И сегодня длился явно бюрократический день: Поль не приехала в пять, шесть, семь, значит, в 20:15 — предел, ниже которого она никогда не опускалась. В полдевятого он вышел на крыльцо: вот-вот вздрогнут от мимолетного движения уличные кусты, вздрогнут шары — маленькие солнца — от собачьей скачки, на миг все вокруг смешается в счастливой кутерьме, «как хорошо, — скажет она, высвобождаясь из его рук, — как хорошо дома». — «Так бросай свою вшивую лавочку, сколько раз я уже…» — «Ерунда, сейчас пройдет, — сядет в любимое свое дряхлое кресло с высокой спинкой. — Я и так слишком избалована». Но он замечал, что ей нужно усилие — переходная пауза, — чтоб войти в привычный обиход. Он много чего замечал, но не умел (или не хотел) уловить тончайшую связь мельчайших мелочей, жестов, интонаций, движений лица, трепета воздуха… Однако — без четверти девять — что такое? Митя оказался на улице — она была пуста, как душа закоренелого грешника… неуместное сравнение — и зашагал на станцию. Чудовищное воображение уже перебирало варианты железнодорожных катастроф, уже запахло будто бы гарью и железом, пронесся стон, покрыла пространство сирена, кого-то пронесли на носилках люди в белом… выросла избушка в прелестных калиновых кустах, баба-яга в крутой завивке уставилась скучающе, он нагнулся к окошечку, улыбнулся — и всем зубным металлом она просияла ответно. «Добрый вечер». — «Ну?» — «Жду, видите ли, родственника — нет и нет». — «Ну?» — «Как у нас сегодня с движением?» — «Все по расписанию». — «А насчет транспортных происшествий?» — «Не слыхала». — «Точно?» — «Точно дежурная знает, — баба-яга вгляделась в его лицо в густеющих сумерках. — Ладно, звякну… Нин, на линии все в порядке?.. Что давали?.. Топоры в хозмаге давали», — сообщила Мите доверительно. «Так все в порядке?» — «В порядке. Надул тебя родственничек». — «Да Бог с ним.
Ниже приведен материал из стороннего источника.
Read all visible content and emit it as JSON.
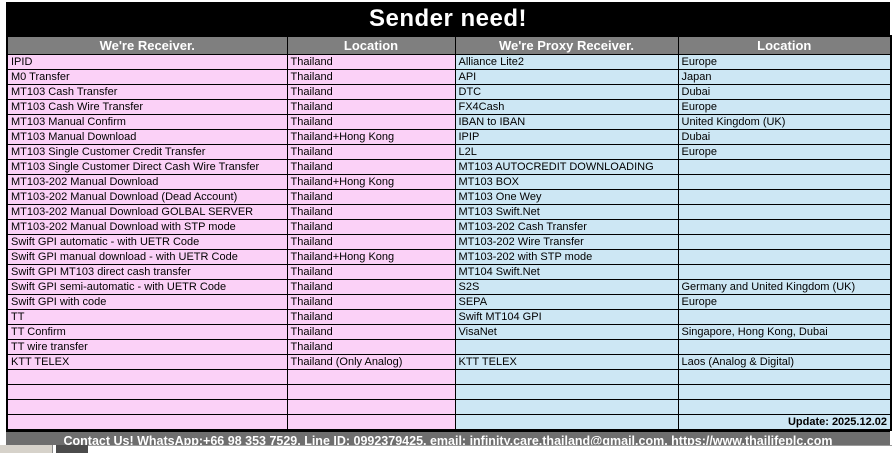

Очень вам благодарен». — «Не за что, — голос зловещий вслед. — Убийство, само собой, не исключается». — «То есть… — дернулся, обернулся. — То есть… в милицию идти?» — «Это хорошо, коли сразу найдут». — «Что найдут?» — ему явно отказывала смекалка. — «Тело».

Митя словно ужаленный рванул в отделение, где пожилой капитан посмотрел настороженно, как на человека, у которого не все дома: жена, мол, с работы опоздала, что делать? «Вы давно женаты?» — «Почти пятнадцать лет». — «И она ни разу не опаздывала?» — «Ни разу». — «Зайдите утром».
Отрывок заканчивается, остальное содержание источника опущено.